A section of the output of the script follows:

Index IndexName Type STATUS PAR
—————————— —— ——– —
JTB_PK_I NORMAL UNUSABLE NO
JTB_BMI BITMAP UNUSABLE NO

2 rows selected.

Elapsed: 00:00:00.06

Table truncated.

Elapsed: 00:00:00.11

Index IndexName Type STATUS PAR
—————————— —— ——– —
JTB_PK_I NORMAL VALID NO
JTB_BMI BITMAP VALID NO

Which shows that immediately after the TRUNCATE command was issued, the previously UNUSABLE indexes were suddenly marked as USABLE!

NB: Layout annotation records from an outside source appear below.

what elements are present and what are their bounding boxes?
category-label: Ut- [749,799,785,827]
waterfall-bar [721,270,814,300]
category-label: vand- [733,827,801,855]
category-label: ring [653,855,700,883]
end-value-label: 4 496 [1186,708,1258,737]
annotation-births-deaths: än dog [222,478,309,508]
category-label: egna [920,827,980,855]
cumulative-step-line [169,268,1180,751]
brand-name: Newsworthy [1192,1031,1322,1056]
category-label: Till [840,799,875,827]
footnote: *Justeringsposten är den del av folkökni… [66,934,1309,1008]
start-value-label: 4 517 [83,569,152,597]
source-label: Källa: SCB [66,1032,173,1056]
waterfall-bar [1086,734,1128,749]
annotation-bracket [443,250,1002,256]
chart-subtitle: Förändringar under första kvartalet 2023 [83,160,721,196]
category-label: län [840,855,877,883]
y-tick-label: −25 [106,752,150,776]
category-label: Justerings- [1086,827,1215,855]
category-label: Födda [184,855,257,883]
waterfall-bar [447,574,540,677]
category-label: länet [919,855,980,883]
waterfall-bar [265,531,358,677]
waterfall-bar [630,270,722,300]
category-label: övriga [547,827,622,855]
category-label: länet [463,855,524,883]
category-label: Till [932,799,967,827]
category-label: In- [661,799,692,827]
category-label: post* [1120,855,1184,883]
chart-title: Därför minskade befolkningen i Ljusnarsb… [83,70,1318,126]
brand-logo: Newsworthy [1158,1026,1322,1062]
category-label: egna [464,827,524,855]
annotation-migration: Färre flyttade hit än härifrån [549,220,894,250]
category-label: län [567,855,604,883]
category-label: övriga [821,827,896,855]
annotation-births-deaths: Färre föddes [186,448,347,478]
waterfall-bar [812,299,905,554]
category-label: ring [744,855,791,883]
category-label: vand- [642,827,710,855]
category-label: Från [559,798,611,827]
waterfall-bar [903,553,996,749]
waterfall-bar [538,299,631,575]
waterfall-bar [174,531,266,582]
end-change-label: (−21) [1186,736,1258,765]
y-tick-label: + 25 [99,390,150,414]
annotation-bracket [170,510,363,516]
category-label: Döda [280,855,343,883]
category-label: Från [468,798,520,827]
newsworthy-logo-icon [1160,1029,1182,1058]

Why ? It’s not documented anywhere that this would happen…so I created an SR with Oracle Support who initially created a Bug for it…but Development came back to say that it is “Expected behaviour”. The reasoning Support give for this being expected is that when the Table is truncated, the associated Index segments are also truncated…and if they have no data in them then they can’t possibly be UNUSABLE so they get marked as USABLE as a side effect of the process.

It’s actually a reasonable assumption for them (Oracle development) to make to be fair – but it would have helped if it was documented – they’re going to create a Metalink support note to document the issue.

Thanks to Doug for pushing me to blog this – I’ll have to buy you a drink at the OUG Scotland Conference 2006!